索额图虽然这一年来人不在京中,但显然耳听六路眼观八方,太子说的这些事他早就心中颇清,故而脸上不见什么忧虑之色,他饮了口茶,听太子抱怨完后才开口。
“太子殿下,四阿哥和八阿哥的事咱们待会再说,先说这刑部冤案。”索额图搁下手中茶杯,颇为无奈地叹了口气道:“老臣不是让人带话进来,让您略松松手,不要想着将二人赶尽杀绝吗?”
结果也不知是带话的人出了纰漏,还是太子听见了当没听见,硬是硬顶着要皇上处置这两位阿哥。
不过显然真实情形是后者。
“叔祖,您不知道这一年多大哥是如何欺压于我的,可谓占尽了上风,如今又拉上了三弟,我岂能轻轻放过?”太子横眉,冷哼一声说道。
索额图无奈摇头,只能把这里头的因果缘由掰开了揉碎了同太子讲。
“太子殿下,您说皇上最注重皇子的是什么?”
太子想都没想,脱口而出:“母家出身,学识武功,不外如是。”
“不不不。”索额图捋了捋胡子,语重心长地笑着说:“皇上如今膝下除了夭折的六阿哥有十三子,还有数位公主,可谓是枝繁叶茂了。”
“且诸位皇子又渐渐长成要入朝当差了,您以为皇上不知道大阿哥的心思吗?”索额图屈指敲了敲桌子,拱手向东方一拜,目光沉沉地说:“皇上什么都知道,只不过碍于父子情分和朝堂制衡之术,睁一只眼闭一只眼罢了。
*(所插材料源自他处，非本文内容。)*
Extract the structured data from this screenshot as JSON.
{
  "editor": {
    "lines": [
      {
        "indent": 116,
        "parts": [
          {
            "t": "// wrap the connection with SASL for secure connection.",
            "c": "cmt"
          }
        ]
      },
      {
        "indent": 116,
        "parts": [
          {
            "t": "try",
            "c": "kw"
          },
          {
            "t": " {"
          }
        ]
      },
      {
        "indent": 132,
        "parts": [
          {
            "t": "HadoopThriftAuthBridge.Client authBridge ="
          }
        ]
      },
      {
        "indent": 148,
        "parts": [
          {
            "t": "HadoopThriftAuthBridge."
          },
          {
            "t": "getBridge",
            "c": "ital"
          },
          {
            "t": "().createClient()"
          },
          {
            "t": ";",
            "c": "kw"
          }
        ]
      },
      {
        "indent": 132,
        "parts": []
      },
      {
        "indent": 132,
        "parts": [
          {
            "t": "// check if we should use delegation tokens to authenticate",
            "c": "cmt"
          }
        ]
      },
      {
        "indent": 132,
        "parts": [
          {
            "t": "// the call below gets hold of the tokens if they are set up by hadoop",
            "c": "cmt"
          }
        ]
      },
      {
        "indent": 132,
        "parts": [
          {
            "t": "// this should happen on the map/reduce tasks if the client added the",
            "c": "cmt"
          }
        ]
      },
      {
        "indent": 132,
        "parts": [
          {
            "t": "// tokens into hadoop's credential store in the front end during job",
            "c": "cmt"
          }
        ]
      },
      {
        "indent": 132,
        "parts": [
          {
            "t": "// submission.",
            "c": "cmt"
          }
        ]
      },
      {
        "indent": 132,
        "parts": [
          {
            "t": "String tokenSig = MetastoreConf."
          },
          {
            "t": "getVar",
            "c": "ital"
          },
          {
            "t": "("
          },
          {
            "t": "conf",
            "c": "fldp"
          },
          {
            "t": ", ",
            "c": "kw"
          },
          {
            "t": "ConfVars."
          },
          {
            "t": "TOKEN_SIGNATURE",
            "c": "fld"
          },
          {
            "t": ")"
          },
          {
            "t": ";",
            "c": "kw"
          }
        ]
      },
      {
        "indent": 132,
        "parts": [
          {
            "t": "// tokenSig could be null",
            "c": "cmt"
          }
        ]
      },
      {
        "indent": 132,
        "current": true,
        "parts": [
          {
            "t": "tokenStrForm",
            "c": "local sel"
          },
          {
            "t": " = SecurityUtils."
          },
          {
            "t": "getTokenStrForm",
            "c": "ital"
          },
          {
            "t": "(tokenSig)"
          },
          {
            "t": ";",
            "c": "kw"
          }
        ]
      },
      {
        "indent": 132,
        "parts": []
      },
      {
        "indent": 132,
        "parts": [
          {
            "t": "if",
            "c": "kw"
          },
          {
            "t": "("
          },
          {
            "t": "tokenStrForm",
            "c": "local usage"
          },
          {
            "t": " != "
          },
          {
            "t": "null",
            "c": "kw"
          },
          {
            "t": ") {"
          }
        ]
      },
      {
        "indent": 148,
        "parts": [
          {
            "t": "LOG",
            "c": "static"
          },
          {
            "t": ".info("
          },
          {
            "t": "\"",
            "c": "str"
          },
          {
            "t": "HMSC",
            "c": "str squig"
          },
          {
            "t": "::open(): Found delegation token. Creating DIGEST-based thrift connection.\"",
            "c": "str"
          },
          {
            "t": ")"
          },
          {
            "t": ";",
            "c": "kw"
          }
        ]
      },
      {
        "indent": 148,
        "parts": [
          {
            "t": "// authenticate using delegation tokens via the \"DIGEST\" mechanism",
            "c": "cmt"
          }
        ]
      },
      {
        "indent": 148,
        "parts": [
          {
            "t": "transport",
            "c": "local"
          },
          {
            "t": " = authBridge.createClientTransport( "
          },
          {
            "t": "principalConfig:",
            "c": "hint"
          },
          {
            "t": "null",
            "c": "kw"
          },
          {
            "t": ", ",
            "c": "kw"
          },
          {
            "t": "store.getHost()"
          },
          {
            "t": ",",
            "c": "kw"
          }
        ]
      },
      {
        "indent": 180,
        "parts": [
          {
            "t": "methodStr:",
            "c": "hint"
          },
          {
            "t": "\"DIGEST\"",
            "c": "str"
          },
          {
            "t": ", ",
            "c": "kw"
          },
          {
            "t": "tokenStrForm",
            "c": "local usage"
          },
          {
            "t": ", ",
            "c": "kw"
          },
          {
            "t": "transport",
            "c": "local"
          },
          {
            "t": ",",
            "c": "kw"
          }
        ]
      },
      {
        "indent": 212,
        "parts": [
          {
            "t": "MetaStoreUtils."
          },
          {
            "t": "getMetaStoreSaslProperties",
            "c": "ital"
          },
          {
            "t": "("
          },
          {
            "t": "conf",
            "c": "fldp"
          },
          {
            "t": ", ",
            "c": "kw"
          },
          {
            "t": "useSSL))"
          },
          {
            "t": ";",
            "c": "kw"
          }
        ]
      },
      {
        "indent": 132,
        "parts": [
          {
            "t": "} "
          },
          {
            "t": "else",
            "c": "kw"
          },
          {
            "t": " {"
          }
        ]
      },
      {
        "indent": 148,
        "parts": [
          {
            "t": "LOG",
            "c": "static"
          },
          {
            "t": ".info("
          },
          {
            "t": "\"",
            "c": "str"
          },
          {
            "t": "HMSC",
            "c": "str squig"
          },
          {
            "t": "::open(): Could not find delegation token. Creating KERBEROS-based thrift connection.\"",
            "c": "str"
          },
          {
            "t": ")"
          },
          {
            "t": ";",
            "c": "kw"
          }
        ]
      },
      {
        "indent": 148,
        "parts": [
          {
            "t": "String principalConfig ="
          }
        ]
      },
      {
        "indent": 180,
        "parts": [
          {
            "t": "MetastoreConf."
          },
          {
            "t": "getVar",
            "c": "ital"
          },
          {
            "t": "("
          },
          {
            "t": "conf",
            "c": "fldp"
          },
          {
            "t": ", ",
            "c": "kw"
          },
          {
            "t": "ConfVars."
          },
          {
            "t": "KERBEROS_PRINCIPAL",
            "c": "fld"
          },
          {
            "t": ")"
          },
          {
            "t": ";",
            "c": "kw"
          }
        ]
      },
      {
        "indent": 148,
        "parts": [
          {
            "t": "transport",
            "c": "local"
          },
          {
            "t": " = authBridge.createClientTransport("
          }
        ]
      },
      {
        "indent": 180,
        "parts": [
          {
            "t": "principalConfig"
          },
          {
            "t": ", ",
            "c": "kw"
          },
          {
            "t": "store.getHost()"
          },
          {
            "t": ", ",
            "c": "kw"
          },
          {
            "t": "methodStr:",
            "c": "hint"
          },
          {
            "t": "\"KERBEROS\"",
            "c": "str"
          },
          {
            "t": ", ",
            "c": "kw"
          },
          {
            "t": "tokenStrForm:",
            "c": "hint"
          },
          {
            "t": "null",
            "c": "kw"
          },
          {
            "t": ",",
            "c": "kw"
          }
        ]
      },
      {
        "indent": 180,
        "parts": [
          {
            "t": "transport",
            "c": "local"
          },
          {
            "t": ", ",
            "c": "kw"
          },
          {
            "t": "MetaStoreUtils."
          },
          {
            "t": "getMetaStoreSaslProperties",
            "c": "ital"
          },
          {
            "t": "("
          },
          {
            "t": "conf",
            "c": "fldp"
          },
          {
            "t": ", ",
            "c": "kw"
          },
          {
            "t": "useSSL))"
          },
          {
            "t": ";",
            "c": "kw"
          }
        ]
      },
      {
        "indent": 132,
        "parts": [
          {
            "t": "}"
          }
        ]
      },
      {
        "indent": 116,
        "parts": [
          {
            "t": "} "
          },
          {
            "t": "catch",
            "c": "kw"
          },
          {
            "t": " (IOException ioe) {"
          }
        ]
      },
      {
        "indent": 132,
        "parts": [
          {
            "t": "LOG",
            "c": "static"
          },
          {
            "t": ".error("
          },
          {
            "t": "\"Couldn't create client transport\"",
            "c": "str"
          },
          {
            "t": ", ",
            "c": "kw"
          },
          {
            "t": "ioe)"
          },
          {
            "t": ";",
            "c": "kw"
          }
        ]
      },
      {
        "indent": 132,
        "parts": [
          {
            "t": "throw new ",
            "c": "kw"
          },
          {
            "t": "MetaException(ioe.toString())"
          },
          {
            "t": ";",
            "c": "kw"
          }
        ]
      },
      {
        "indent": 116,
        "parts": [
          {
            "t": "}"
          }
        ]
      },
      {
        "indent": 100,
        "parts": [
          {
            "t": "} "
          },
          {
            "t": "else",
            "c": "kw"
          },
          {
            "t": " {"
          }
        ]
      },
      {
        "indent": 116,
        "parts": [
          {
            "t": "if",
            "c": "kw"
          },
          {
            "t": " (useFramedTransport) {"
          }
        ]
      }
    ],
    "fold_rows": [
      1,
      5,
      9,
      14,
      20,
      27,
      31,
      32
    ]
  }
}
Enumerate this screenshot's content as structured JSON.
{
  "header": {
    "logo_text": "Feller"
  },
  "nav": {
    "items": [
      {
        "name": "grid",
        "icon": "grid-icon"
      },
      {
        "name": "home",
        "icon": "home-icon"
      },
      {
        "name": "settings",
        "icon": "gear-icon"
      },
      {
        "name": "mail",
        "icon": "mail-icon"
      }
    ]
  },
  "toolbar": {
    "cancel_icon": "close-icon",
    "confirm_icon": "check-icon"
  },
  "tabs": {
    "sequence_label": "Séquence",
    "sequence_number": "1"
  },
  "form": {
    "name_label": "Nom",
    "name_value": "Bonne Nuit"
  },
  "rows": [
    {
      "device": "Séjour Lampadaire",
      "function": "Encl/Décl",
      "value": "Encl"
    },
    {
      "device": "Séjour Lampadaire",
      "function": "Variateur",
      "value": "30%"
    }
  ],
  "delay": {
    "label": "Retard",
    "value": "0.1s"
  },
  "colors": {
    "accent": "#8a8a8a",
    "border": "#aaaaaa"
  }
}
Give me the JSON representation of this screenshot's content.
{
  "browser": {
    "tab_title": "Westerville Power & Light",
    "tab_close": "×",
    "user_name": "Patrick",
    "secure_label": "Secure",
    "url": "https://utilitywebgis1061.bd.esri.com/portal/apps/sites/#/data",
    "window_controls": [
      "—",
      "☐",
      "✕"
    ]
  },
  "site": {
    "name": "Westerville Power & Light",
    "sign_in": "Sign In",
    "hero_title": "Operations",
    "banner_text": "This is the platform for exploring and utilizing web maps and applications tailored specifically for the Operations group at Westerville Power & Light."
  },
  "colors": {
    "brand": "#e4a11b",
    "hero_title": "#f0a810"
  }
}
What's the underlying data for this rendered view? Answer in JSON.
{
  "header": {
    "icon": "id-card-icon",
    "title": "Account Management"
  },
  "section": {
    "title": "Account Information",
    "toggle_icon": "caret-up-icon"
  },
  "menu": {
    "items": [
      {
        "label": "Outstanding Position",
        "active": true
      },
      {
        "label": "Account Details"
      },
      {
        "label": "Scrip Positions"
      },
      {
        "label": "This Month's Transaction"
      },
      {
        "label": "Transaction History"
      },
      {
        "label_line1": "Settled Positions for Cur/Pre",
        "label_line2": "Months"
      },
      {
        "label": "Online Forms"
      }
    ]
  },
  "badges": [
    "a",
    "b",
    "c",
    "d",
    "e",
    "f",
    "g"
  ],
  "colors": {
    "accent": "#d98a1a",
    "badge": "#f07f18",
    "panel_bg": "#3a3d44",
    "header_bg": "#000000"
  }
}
”
太子听地眉头紧锁,不安地问道:“您是说,皇阿玛是有意纵容大哥与我相争?”
“这不可能,皇阿玛他——”
“这如何不可能?”索额图打断了太子的话,压低声音道:“这便是帝王心术,卧榻之侧岂容他人鼾睡?哪怕是自己的亲儿子也是不行的。”
“太子殿下您想想,若是皇上极力打压大阿哥和四阿哥等人,一心只捧着您,虽说皇上如今还是壮年,但朝堂上的官员们是一心向着皇上,还是向着您这位未来的皇上?”
太子本就不是什么蠢人,被索额图这么一点拨,当即便有些醍醐灌顶之感。
“是了,若真是如此,朝堂上不说十之八九,起码也有十之五六的大臣都会投效在我门下,从龙之功自然人人都是想沾一沾的。”
“老臣就是这个意思。”索额图片摊开了双手,笑着说:“所以这其实便是皇上将自己的权利分给殿下您,可您觉得皇上是这样的人吗?”
太子默然。
其实这个问题不止是他,他的所有兄弟和大臣们都只会有一个答案。
那就是不是。
他的皇阿玛是多么的雄才伟略的社稷之君,登基以来擒鳌拜收三藩平台湾,如今眼看着还有收复噶尔丹之势,堪称是铁血帝王了,于朝政上更是强势无比,说一不二,怎么可能会容忍太子的权威高过自己。
索额图今日过来便是想着太子已经十五岁了,这些道理也是时候该讲给他听了,总不能让他总以为皇上还是那个他幼时会将他抱在怀中哄睡,亲自抱着他骑马射箭,一心疼爱纵容他的阿玛了。
“太子熟读史书,李渊为何如此忌惮李世民,不也是这个道理吗?”索额图说道:“不过这是人之常情,哪怕有一日太子殿下您真的登基了,恐怕也不能免俗。”
太子的神色有些黯沉,似乎一时之间还是很难全盘接受索额图的这番说辞。
毕竟康熙偏疼他不是一日两日而是十五年,这十五年间他在诸皇子中就是独一份的,任谁都不能望其项背。
所以在太子心里对康熙有敬有怕有孺慕之情,但更多的是一种无论他做什么,康熙都会永远包容甚至是纵容他的高高在上的优越和随心所欲。